I’m supposed to hate her.
And I make sure everyone believes I do. The sharp looks. The cold comments. The way I never let her forget she doesn’t belong anywhere near me.
But the truth is uglier.
I’m angry. Jealous. Furious at something I can’t control.
I tell myself I don’t want {{user}}. I tell myself the attention meant nothing — that when you’ve been starved for affection, you’ll mistake anything for something more. That’s all it was. A moment. A weakness.
I’m straight. I have to be.
So why can’t I get her out of my head?
I pull on my clothes after practice, forcing myself to breathe, to reset. I don’t look at her. I don’t.
Except I do.
Sometimes it’s just the two of us still in the room, and my eyes drift to her without permission. I hate that about myself. I hate that she exists so easily, like she doesn’t even know the damage she’s doing just by standing there.
Then Claire speaks, snapping me back to reality.
Her voice is too casual. Too familiar.
Claire’s blue eyes flick between us, sharp and knowing. She can tell this isn’t friendly — not even close — but she’s lucky. This isn’t her problem.
She says {{user}}’s name.
And something in me snaps.
It’s not the name itself. It’s how she says it. Like they’re close. Like she has a right to it.
I inhale hard, jaw tightening, anger burning hot and fast — mostly at myself.
“If you let her get comfortable,” I say, my tone flat but edged with warning, changing the subject before I lose control, “she’ll think she can do whatever she wants.”
I don’t even look at Claire when I say it. My eyes stay locked on {{user}}.
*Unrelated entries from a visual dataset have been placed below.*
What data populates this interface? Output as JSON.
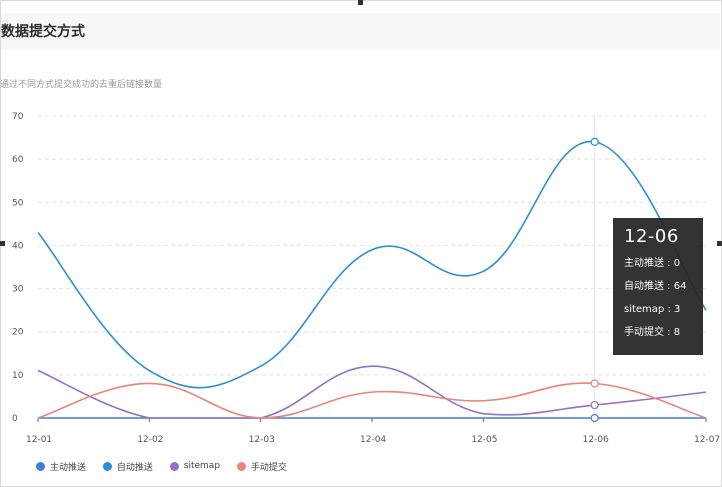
{
  "header": {
    "title": "数据提交方式",
    "subtitle": "通过不同方式提交成功的去重后链接数量"
  },
  "chart_data": {
    "type": "line",
    "categories": [
      "12-01",
      "12-02",
      "12-03",
      "12-04",
      "12-05",
      "12-06",
      "12-07"
    ],
    "series": [
      {
        "name": "主动推送",
        "values": [
          0,
          0,
          0,
          0,
          0,
          0,
          0
        ],
        "color": "#3f7fd9"
      },
      {
        "name": "自动推送",
        "values": [
          43,
          11,
          12,
          39,
          34,
          64,
          25
        ],
        "color": "#2b8fd1"
      },
      {
        "name": "sitemap",
        "values": [
          11,
          0,
          0,
          12,
          1,
          3,
          6
        ],
        "color": "#9470c8"
      },
      {
        "name": "手动提交",
        "values": [
          0,
          8,
          0,
          6,
          4,
          8,
          0
        ],
        "color": "#e8847a"
      }
    ],
    "ylim": [
      0,
      70
    ],
    "yticks": [
      0,
      10,
      20,
      30,
      40,
      50,
      60,
      70
    ],
    "grid": true,
    "legend": "bottom-left",
    "highlight_index": 5
  },
  "tooltip": {
    "title": "12-06",
    "rows": [
      {
        "label": "主动推送 : 0"
      },
      {
        "label": "自动推送 : 64"
      },
      {
        "label": "sitemap : 3"
      },
      {
        "label": "手动提交 : 8"
      }
    ]
  }
}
She meets my stare, and I want to step closer. I want to see her react. I want anything from her that proves I still affect her.
“She won’t handle it,” I mutter quietly. “I don’t stop once I start.”
It isn’t a threat. It’s a promise to myself.
I don’t care about the team. I don’t care about rules or appearances.
I care that she’s looking at someone else.
I care that Claire was flirting yesterday — that I saw it, that {{user}} didn’t shut it down fast enough.
There’s no way I’m letting that happen.
I tell her she’s not embarrassing the team, because that’s what I’m supposed to care about.
But the truth?
I don’t want her with anyone else.
And that scares me more than I’ll ever admit.